Double-Jeopardy Case 1st |of High Court’s Fall Term

     WASHINGTON (CN) — The Justice Department faced an uphill Supreme Court battle Tuesday in fighting to retry a Puerto Rican lawmaker who successfully appealed a mixed bribery verdict.
     The case stems from a 2005 trip Sen. Hector Martinez-Maldonado took to Las Vegas for a boxing match. U.S. prosecutors say Juan Bravo-Fernandez, the president of Puerto Rican private-security firm Ranger American, paid for the trip in exchange for a legislative favor.
     Though a jury convicted both men on a federal bribery charge, it acquitted them of conspiring and traveling to commit bribery under Section 666 of Title 18.
     An attorney for the men told the Supreme Court this morning that the inconsistent verdict was unconstitutional and properly overturned by the Boston-based First Circuit.

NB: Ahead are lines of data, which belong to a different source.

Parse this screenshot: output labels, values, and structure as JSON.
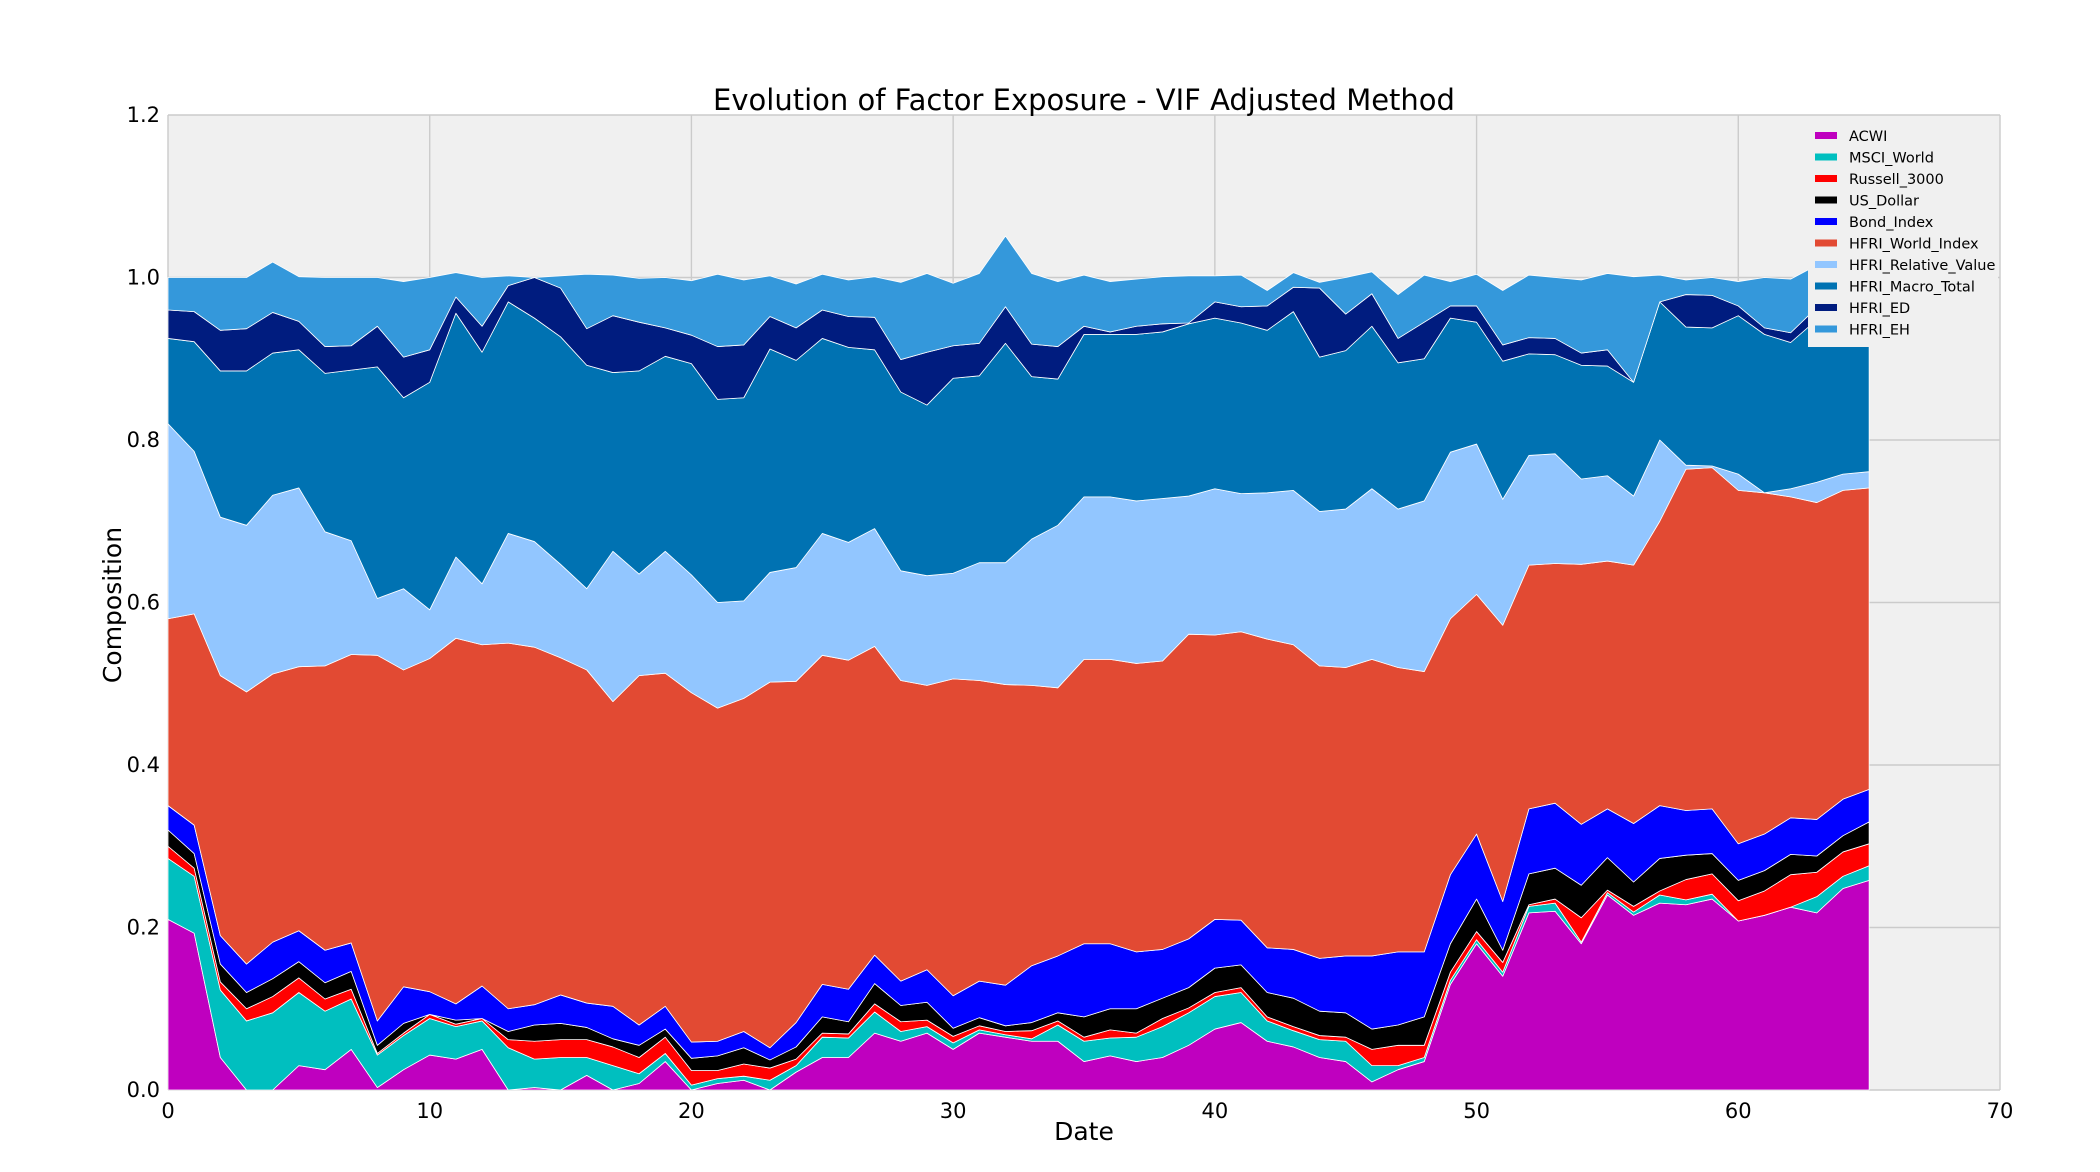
{
  "chart_data": {
    "type": "area",
    "stacked": true,
    "title": "Evolution of Factor Exposure - VIF Adjusted Method",
    "xlabel": "Date",
    "ylabel": "Composition",
    "xlim": [
      0,
      70
    ],
    "ylim": [
      0,
      1.2
    ],
    "xticks": [
      0,
      10,
      20,
      30,
      40,
      50,
      60,
      70
    ],
    "yticks": [
      0.0,
      0.2,
      0.4,
      0.6,
      0.8,
      1.0,
      1.2
    ],
    "grid": true,
    "legend_position": "top-right",
    "x": [
      0,
      1,
      2,
      3,
      4,
      5,
      6,
      7,
      8,
      9,
      10,
      11,
      12,
      13,
      14,
      15,
      16,
      17,
      18,
      19,
      20,
      21,
      22,
      23,
      24,
      25,
      26,
      27,
      28,
      29,
      30,
      31,
      32,
      33,
      34,
      35,
      36,
      37,
      38,
      39,
      40,
      41,
      42,
      43,
      44,
      45,
      46,
      47,
      48,
      49,
      50,
      51,
      52,
      53,
      54,
      55,
      56,
      57,
      58,
      59,
      60,
      61,
      62,
      63,
      64,
      65
    ],
    "series": [
      {
        "name": "ACWI",
        "color": "#bf00bf",
        "values": [
          0.21,
          0.193,
          0.04,
          0.0,
          0.0,
          0.03,
          0.025,
          0.05,
          0.003,
          0.025,
          0.043,
          0.038,
          0.05,
          0.0,
          0.003,
          0.0,
          0.018,
          0.0,
          0.008,
          0.035,
          0.0,
          0.008,
          0.012,
          0.0,
          0.022,
          0.04,
          0.04,
          0.07,
          0.06,
          0.07,
          0.05,
          0.07,
          0.065,
          0.06,
          0.06,
          0.035,
          0.042,
          0.035,
          0.04,
          0.055,
          0.075,
          0.083,
          0.06,
          0.053,
          0.04,
          0.035,
          0.01,
          0.025,
          0.035,
          0.13,
          0.18,
          0.14,
          0.218,
          0.22,
          0.18,
          0.24,
          0.215,
          0.23,
          0.228,
          0.235,
          0.208,
          0.215,
          0.225,
          0.218,
          0.248,
          0.258
        ]
      },
      {
        "name": "MSCI_World",
        "color": "#00bfbf",
        "values": [
          0.075,
          0.07,
          0.083,
          0.085,
          0.095,
          0.09,
          0.072,
          0.062,
          0.04,
          0.042,
          0.045,
          0.04,
          0.035,
          0.052,
          0.035,
          0.04,
          0.022,
          0.03,
          0.012,
          0.01,
          0.006,
          0.006,
          0.005,
          0.012,
          0.008,
          0.025,
          0.024,
          0.026,
          0.012,
          0.008,
          0.008,
          0.004,
          0.003,
          0.003,
          0.02,
          0.025,
          0.022,
          0.03,
          0.038,
          0.04,
          0.04,
          0.037,
          0.025,
          0.02,
          0.022,
          0.025,
          0.02,
          0.005,
          0.005,
          0.005,
          0.005,
          0.005,
          0.008,
          0.01,
          0.002,
          0.003,
          0.004,
          0.01,
          0.006,
          0.006,
          0.0,
          0.0,
          0.0,
          0.02,
          0.015,
          0.018
        ]
      },
      {
        "name": "Russell_3000",
        "color": "#ff0000",
        "values": [
          0.015,
          0.01,
          0.01,
          0.015,
          0.02,
          0.018,
          0.015,
          0.012,
          0.002,
          0.003,
          0.005,
          0.003,
          0.003,
          0.01,
          0.022,
          0.022,
          0.022,
          0.023,
          0.02,
          0.02,
          0.018,
          0.01,
          0.015,
          0.015,
          0.008,
          0.005,
          0.005,
          0.01,
          0.012,
          0.008,
          0.008,
          0.005,
          0.004,
          0.01,
          0.005,
          0.005,
          0.01,
          0.005,
          0.01,
          0.006,
          0.005,
          0.006,
          0.005,
          0.005,
          0.005,
          0.005,
          0.02,
          0.025,
          0.015,
          0.01,
          0.01,
          0.012,
          0.002,
          0.005,
          0.03,
          0.003,
          0.007,
          0.005,
          0.025,
          0.025,
          0.025,
          0.03,
          0.04,
          0.03,
          0.03,
          0.027
        ]
      },
      {
        "name": "US_Dollar",
        "color": "#000000",
        "values": [
          0.02,
          0.018,
          0.022,
          0.02,
          0.022,
          0.02,
          0.02,
          0.022,
          0.01,
          0.012,
          0.0,
          0.005,
          0.0,
          0.01,
          0.02,
          0.02,
          0.015,
          0.01,
          0.015,
          0.01,
          0.015,
          0.018,
          0.02,
          0.01,
          0.015,
          0.02,
          0.015,
          0.025,
          0.02,
          0.022,
          0.01,
          0.01,
          0.007,
          0.01,
          0.01,
          0.025,
          0.026,
          0.03,
          0.025,
          0.025,
          0.03,
          0.028,
          0.03,
          0.035,
          0.03,
          0.03,
          0.025,
          0.025,
          0.035,
          0.035,
          0.04,
          0.015,
          0.038,
          0.038,
          0.04,
          0.04,
          0.03,
          0.04,
          0.03,
          0.025,
          0.025,
          0.025,
          0.025,
          0.02,
          0.02,
          0.027
        ]
      },
      {
        "name": "Bond_Index",
        "color": "#0000ff",
        "values": [
          0.03,
          0.035,
          0.035,
          0.035,
          0.045,
          0.038,
          0.04,
          0.035,
          0.03,
          0.045,
          0.028,
          0.02,
          0.04,
          0.028,
          0.025,
          0.035,
          0.03,
          0.04,
          0.025,
          0.028,
          0.02,
          0.018,
          0.02,
          0.015,
          0.03,
          0.04,
          0.04,
          0.035,
          0.03,
          0.04,
          0.04,
          0.045,
          0.05,
          0.07,
          0.07,
          0.09,
          0.08,
          0.07,
          0.06,
          0.06,
          0.06,
          0.055,
          0.055,
          0.06,
          0.065,
          0.07,
          0.09,
          0.09,
          0.08,
          0.085,
          0.08,
          0.06,
          0.08,
          0.08,
          0.075,
          0.06,
          0.072,
          0.065,
          0.055,
          0.055,
          0.045,
          0.045,
          0.045,
          0.045,
          0.045,
          0.04
        ]
      },
      {
        "name": "HFRI_World_Index",
        "color": "#e24a33",
        "values": [
          0.23,
          0.26,
          0.32,
          0.335,
          0.33,
          0.325,
          0.35,
          0.355,
          0.45,
          0.39,
          0.41,
          0.45,
          0.42,
          0.45,
          0.44,
          0.415,
          0.41,
          0.375,
          0.43,
          0.41,
          0.43,
          0.41,
          0.41,
          0.45,
          0.42,
          0.405,
          0.405,
          0.38,
          0.37,
          0.35,
          0.39,
          0.37,
          0.37,
          0.345,
          0.33,
          0.35,
          0.35,
          0.355,
          0.355,
          0.375,
          0.35,
          0.355,
          0.38,
          0.375,
          0.36,
          0.355,
          0.365,
          0.35,
          0.345,
          0.315,
          0.295,
          0.34,
          0.3,
          0.295,
          0.32,
          0.305,
          0.318,
          0.35,
          0.42,
          0.42,
          0.435,
          0.42,
          0.395,
          0.39,
          0.38,
          0.371
        ]
      },
      {
        "name": "HFRI_Relative_Value",
        "color": "#92c6ff",
        "values": [
          0.24,
          0.2,
          0.195,
          0.205,
          0.22,
          0.22,
          0.165,
          0.14,
          0.07,
          0.1,
          0.06,
          0.1,
          0.075,
          0.135,
          0.13,
          0.115,
          0.1,
          0.185,
          0.125,
          0.15,
          0.145,
          0.13,
          0.12,
          0.135,
          0.14,
          0.15,
          0.145,
          0.145,
          0.135,
          0.135,
          0.13,
          0.145,
          0.15,
          0.18,
          0.2,
          0.2,
          0.2,
          0.2,
          0.2,
          0.17,
          0.18,
          0.17,
          0.18,
          0.19,
          0.19,
          0.195,
          0.21,
          0.195,
          0.21,
          0.205,
          0.185,
          0.155,
          0.135,
          0.135,
          0.105,
          0.105,
          0.085,
          0.1,
          0.005,
          0.002,
          0.02,
          0.0,
          0.01,
          0.025,
          0.02,
          0.02
        ]
      },
      {
        "name": "HFRI_Macro_Total",
        "color": "#0072b2",
        "values": [
          0.105,
          0.135,
          0.18,
          0.19,
          0.175,
          0.17,
          0.195,
          0.21,
          0.285,
          0.235,
          0.28,
          0.3,
          0.285,
          0.285,
          0.275,
          0.28,
          0.275,
          0.22,
          0.25,
          0.24,
          0.26,
          0.25,
          0.25,
          0.275,
          0.255,
          0.24,
          0.24,
          0.22,
          0.22,
          0.21,
          0.24,
          0.23,
          0.27,
          0.2,
          0.18,
          0.2,
          0.2,
          0.205,
          0.205,
          0.212,
          0.21,
          0.21,
          0.2,
          0.22,
          0.19,
          0.195,
          0.2,
          0.18,
          0.175,
          0.165,
          0.15,
          0.17,
          0.125,
          0.122,
          0.14,
          0.135,
          0.14,
          0.17,
          0.17,
          0.17,
          0.195,
          0.195,
          0.18,
          0.2,
          0.21,
          0.2
        ]
      },
      {
        "name": "HFRI_ED",
        "color": "#001c7f",
        "values": [
          0.035,
          0.037,
          0.05,
          0.052,
          0.05,
          0.035,
          0.033,
          0.03,
          0.05,
          0.05,
          0.04,
          0.02,
          0.032,
          0.02,
          0.05,
          0.06,
          0.045,
          0.07,
          0.06,
          0.035,
          0.035,
          0.065,
          0.065,
          0.04,
          0.04,
          0.035,
          0.038,
          0.04,
          0.04,
          0.065,
          0.04,
          0.04,
          0.045,
          0.04,
          0.04,
          0.01,
          0.003,
          0.01,
          0.01,
          0.001,
          0.02,
          0.02,
          0.03,
          0.03,
          0.085,
          0.045,
          0.04,
          0.03,
          0.045,
          0.015,
          0.02,
          0.02,
          0.02,
          0.02,
          0.015,
          0.02,
          0.0,
          0.0,
          0.04,
          0.04,
          0.012,
          0.008,
          0.012,
          0.015,
          0.015,
          0.015
        ]
      },
      {
        "name": "HFRI_EH",
        "color": "#3498db",
        "values": [
          0.04,
          0.042,
          0.065,
          0.063,
          0.062,
          0.055,
          0.085,
          0.084,
          0.06,
          0.093,
          0.089,
          0.03,
          0.06,
          0.012,
          0.0,
          0.015,
          0.067,
          0.05,
          0.054,
          0.062,
          0.067,
          0.089,
          0.08,
          0.05,
          0.054,
          0.044,
          0.045,
          0.05,
          0.095,
          0.097,
          0.077,
          0.086,
          0.087,
          0.087,
          0.08,
          0.063,
          0.062,
          0.058,
          0.058,
          0.058,
          0.032,
          0.039,
          0.019,
          0.018,
          0.007,
          0.045,
          0.027,
          0.054,
          0.058,
          0.03,
          0.039,
          0.067,
          0.077,
          0.075,
          0.09,
          0.094,
          0.13,
          0.033,
          0.018,
          0.022,
          0.03,
          0.062,
          0.066,
          0.052,
          0.04,
          0.036
        ]
      }
    ]
  }
}
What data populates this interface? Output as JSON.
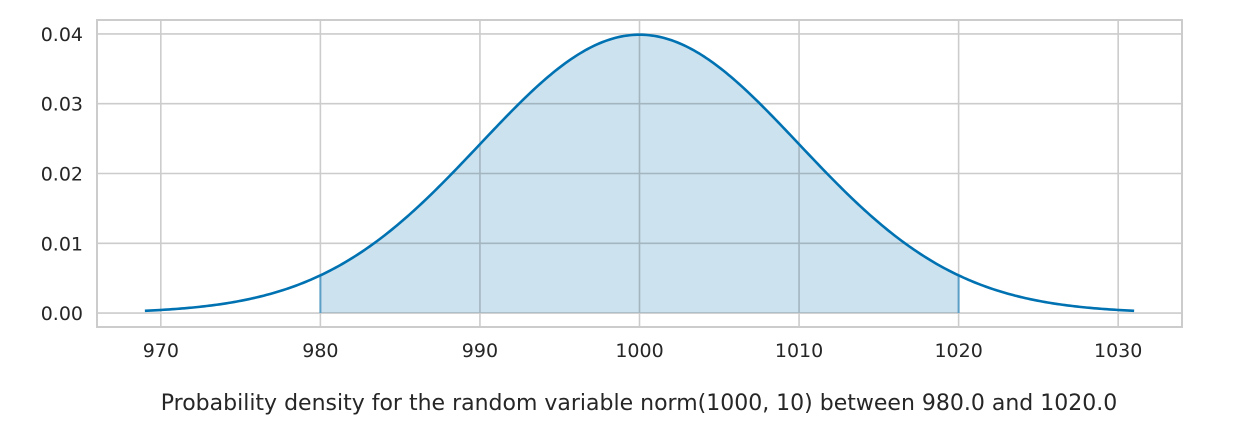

      “When the jury acquitted on conspiracy and travel to commit Program Section 666, bribery, they necessarily decided there was no bribery,” said Lisa Blatt, with Washington-based Arnold & Porter.
     Justice Ruth Bader Ginsburg proffered another theory: that the jurors decided overlapping charges were government overkill and tossed out the conspiracy to travel to commit bribery charges.
     “How do we know that’s not what the jury decided,” she asked.
     Blatt responded quickly and strongly with a question of her own. “Is this court, for the first time in the history of its jurisprudence, going to give any meaning to or relevance to an invalid conviction,” Blatt asked. “You have never held an invalid conviction was relevant to or evidence of anything, Justice Ginsburg. And let me just suggest the last place you should start is the double-jeopardy clause, where illegal, invalid, vacated convictions have always been legal nullities.”
     Though the government has sought to retry the men for bribery, Martinez-Maldonado and Bravo-Fernandez say double jeopardy barred new prosecution of an offense related to issues on which they were acquitted in the earlier trial.
     The U.S. Supreme Court opened its October with the case today still short one justice, an occurrence so rare it hasn’t happened in 25 years. Assuming there is no 4-4 split, as happened in several high-profile cases the court took up last term, the Supreme Court’s decision will determine the scope of retrial power.
     Justice Elena Kagan acknowledged that courts “usually” pretend vacated convictions do not exist but questioned Blatt about whether it makes a difference here, when it can tell them something about the jury’s decision.
     “This court has never used a vacated conviction for any purpose, period,” Blatt responded.
     The government’s attorney meanwhile assured the justices that nothing in the collateral-estoppel component of double jeopardy precludes the government from retrying the men.
     “The most essential prerequisite for applying collateral estoppel is that the jury must have actually decided an issue in the defendant’s favor, and that prerequisite isn’t satisfied here,” argued Elizabeth Prelogar, assistant to the U.S. solicitor general.
     When juries issue inconsistent verdicts, a defendant cannot argue that acquittal on some charges resolved the matter in their favor, she added.
     Chief Justice John Roberts responded to that argument by noting that the jury verdicts in this case might be inconsistent, but there is no way to know.
     “So it seems to me that what we’re being asked to decide is if the possibility that they might be is enough to allow the government to relitigate the substantive count,” Roberts noted.
     “And it does seem to me that’s a little bit of an extension of what our precedents have said.”
     Prelogar repeated her stance: collateral estoppel cannot preclude the bribery count from further litigation.
     “It’s not just whether there’s a possibility that the jury resolved issues in their favor,” she said. “There has to be a certainty that the jury did that.”
     On the question of how retrial could affect constitutional rights, Prelogar suggested the tradition of not using vacated convictions is limited to those that stand in for a defendant’s guilt. The convictions in this case do not establish that, she said.
     Kagan noted that Prelogar had a “tough time” finding examples of any courts using vacated convictions for any purpose, other than a few lower-court rulings.
     Prelogar responded that these rulings – one of which is from the Third Circuit – are instructive, and that looking at convictions can help defendants by clarifying the basis of ambiguous verdicts.
     For Prelogar, the way to remedy legal error by the jury “is a new trial.”
     The Cato Institute, the National Association of Criminal Defense Lawyers and the National Association for Public Defense filed amicus briefs in support of Bravo-Fernandez and Martinez-Maldonado. They caution that abusive prosecutorial behavior could emerge if the collateral-estoppel doctrine of the double jeopardy clause is rendered incapable of protecting defendants from reprosecution on vacated convictions.